Dia dos avós

Disseram-me que hoje, 26, é oficialmente o Dia dos Avós. Significa que algum órgão legislativo gastou tempo e dinheiro para dar esse significado à data. Não era preciso. Parodiando a canção popular, todo dia é dia de avô e de avó. Ser avô é atividade de tempo integral; não conhece férias nem licença-saúde. E não é remunerada. Minto. É, sim, porque não existe neste mundo paga mais régia e gratificante do que ouvir “vovô, em quero aquele brinquedo”. Ainda estou mentindo: muito mais gratificante é ver a alegria que se estampa nos olhos da criança quando ela consegue manusear o objeto que desejou e pediu.

Uma das vantagens de ser avô é que o serviço se desenvolve sem nenhuma burocracia. Não existem formulários e a única regra que se impõe é a do amor ilimitado. Também não há cotas nem bolsas. Todo mundo (rico ou pobre, negro ou branco, feio ou bonito) pode ser avô. Não havendo concorrência, desaparece qualquer razão para limitar o número de avós e, assim, a chegada a esse posto de alta relevância se faz sem maiores dificuldades. Na verdade, a única exigência é o tempo. É certo que já se detectaram casos de avós novos, com quarenta ou até trinta anos de idade. Mas são exceções. Nem por isso são discriminados; há lugar para todos, embora eu mesmo ache que a simbiose perfeita se dá entre neto e velhice.

Certos detalhes não podem ser esquecidos na composição da figura avoenga. A paciência é um deles. Avô impaciente é uma antítese impensável.

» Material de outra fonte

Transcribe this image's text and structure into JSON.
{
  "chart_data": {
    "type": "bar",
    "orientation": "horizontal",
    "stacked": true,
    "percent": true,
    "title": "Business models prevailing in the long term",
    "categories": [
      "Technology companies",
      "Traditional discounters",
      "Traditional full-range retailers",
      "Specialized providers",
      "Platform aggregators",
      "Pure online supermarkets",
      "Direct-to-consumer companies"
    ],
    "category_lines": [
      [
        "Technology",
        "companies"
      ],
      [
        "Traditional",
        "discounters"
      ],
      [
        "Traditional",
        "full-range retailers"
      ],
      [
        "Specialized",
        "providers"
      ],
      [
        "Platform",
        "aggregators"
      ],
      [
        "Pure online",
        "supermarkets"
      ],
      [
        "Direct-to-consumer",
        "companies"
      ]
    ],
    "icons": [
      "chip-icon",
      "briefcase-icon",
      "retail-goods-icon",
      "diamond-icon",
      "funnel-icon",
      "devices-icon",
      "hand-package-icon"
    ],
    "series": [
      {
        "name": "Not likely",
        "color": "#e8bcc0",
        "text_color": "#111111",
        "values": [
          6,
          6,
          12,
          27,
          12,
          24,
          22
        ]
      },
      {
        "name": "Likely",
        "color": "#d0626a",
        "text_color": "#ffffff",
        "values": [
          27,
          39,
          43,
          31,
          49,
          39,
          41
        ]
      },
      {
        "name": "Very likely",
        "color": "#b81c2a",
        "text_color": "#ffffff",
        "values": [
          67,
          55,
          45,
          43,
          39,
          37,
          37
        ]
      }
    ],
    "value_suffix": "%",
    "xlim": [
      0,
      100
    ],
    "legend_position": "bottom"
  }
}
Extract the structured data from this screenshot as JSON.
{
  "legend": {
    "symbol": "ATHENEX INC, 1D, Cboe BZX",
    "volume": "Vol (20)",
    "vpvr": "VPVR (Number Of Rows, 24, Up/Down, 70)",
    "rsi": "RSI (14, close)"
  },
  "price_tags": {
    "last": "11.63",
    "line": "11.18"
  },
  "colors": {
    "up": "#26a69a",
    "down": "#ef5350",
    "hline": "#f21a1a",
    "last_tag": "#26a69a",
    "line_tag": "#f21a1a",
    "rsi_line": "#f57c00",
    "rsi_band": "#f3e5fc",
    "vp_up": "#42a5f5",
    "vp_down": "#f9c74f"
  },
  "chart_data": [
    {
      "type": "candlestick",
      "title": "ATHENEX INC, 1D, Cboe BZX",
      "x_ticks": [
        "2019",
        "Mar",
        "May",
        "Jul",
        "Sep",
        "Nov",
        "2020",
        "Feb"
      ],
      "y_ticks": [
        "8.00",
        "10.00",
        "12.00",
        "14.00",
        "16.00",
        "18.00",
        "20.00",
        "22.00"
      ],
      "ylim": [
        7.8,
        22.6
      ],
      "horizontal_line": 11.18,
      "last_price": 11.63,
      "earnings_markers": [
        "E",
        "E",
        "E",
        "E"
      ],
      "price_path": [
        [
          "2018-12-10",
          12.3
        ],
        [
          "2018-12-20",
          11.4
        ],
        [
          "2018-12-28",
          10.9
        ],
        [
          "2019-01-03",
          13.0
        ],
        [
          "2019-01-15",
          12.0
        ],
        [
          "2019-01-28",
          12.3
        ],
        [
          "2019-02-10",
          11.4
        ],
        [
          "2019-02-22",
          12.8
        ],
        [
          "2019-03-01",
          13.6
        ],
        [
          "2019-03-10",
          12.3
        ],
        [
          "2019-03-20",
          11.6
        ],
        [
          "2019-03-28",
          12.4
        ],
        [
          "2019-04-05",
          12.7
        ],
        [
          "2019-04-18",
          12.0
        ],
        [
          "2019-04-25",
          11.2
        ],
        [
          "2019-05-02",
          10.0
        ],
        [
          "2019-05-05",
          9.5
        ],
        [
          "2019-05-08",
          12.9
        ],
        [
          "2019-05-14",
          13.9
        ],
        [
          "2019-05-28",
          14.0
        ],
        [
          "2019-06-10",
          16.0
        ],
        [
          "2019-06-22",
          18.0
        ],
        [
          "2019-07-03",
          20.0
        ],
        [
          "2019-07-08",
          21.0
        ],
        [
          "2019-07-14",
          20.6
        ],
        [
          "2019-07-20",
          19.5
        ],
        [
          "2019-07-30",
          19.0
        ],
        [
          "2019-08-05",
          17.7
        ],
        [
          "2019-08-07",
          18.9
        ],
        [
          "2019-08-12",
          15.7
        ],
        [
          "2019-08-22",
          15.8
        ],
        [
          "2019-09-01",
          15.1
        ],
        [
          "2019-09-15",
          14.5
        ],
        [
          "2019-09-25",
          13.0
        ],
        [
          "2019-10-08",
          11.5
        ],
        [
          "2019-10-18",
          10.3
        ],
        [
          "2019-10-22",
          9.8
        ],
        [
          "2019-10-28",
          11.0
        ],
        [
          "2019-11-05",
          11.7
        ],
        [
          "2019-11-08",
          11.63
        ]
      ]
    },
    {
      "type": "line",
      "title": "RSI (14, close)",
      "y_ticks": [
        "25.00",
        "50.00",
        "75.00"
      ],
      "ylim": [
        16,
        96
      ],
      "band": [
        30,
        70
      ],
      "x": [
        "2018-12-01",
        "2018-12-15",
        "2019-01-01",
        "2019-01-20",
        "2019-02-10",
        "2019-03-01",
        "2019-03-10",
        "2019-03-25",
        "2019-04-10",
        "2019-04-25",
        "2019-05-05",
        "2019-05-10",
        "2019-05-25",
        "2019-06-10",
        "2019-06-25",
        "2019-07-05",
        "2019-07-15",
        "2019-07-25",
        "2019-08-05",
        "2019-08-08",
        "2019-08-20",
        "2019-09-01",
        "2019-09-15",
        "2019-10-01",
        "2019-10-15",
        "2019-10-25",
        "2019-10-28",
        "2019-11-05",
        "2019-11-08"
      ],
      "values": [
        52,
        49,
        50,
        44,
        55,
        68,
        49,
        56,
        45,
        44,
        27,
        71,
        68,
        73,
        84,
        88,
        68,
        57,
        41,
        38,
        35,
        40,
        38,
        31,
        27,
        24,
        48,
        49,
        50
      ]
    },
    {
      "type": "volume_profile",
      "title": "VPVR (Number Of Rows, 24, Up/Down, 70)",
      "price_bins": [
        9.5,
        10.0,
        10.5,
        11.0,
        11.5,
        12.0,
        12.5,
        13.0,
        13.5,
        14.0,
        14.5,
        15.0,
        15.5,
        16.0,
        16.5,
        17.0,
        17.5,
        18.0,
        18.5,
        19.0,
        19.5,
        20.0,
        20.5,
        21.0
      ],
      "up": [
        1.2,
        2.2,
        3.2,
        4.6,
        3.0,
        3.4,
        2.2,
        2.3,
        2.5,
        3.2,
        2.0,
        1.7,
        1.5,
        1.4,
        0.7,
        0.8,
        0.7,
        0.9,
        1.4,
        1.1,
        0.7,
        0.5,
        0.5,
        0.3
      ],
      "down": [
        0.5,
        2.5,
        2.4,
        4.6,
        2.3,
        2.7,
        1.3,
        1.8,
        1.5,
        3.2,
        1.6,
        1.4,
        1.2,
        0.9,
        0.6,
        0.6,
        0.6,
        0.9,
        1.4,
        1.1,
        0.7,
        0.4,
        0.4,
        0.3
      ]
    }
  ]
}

Por que? Ora, ora, não lhe seria possível manter a compostura diante da caudal de perguntas abstrusas que as figurinhas nos fazem. Vá explicar porque o passarinho voa e nós, não. E enfrente a clássica indagação: “Vô, por que o mano tem pinto se eu não tenho?” Já se vê que a fleugma é indispensável e eu ousaria dizer que se trata mesmo da única exigência para o bom desempenho do papel.

Se você, meu raro leitor, já foi a uma piscina com seu neto, há de ter percebido que nada propicia a ele maior prazer do que empurrar o avô para dentro d´água. É impressionante como a criaturinha chega ao êxtase. E como tudo o que é bom deve ser repetido, uma vez só não se mostra suficiente. É quando eles não têm a mínima consideração com a diferença de idades e julgam que estamos aptos para os mesmos exercícios físicos que neles não causam nenhum tipo de mossa. Pode esquecer a cerveja ou a dose de uísque e se prepare para a sessão de mergulhos contínuos. Com a agravante de que, como o neto sempre pula também depois do empurrão, sua capacidade de resistência tem que estar em nível pelo menos razoável.

Nestes tempos de exacerbação da informática, é bom saber que os avós somos criaturas absolutamente ultrapassadas. A facilidade com que aquele pingo de gente manuseia um aparelho eletrônico pareceria à minha falecida mãe coisa de feitiçaria, a exigir o dispêndio de uma boa quantidade de água benta. Essa coisa insuportável chamada telefone celular está na linha de frente para a demonstração das habilidades dos pequenos. Ligam-no, destravam e vão direto para o you tube, onde navegam, deliciados, pela infinidade de jogos. E a verdade é que a gente fica achando lindo tudo aquilo.

Com o seu pijama mais velho e confortável, deite-se e ligue a televisão. Você está prontinho para desfrutar de um clássico, qual “Casablanca” ou “Psicose”. Pode ir tirando o cavalinho da chuva. Aconchega-se ao seu lado a figurinha, dá-lhe um beijo, diz que ama você e lança a sentença irrecorrível: “Vovô, eu quero ver “A guarda do leão” e, depois, “o show da Luna”. E ainda especifica: é na Netflix. Recolha-se à sua insignificância, acenda a lâmpada de cabeceira e tome de um livro para passar o tempo, porque a televisão mesmo, já era, e o seu clássico vai ficar para quando você estiver sentindo saudades daquilo que pareceu um incômodo.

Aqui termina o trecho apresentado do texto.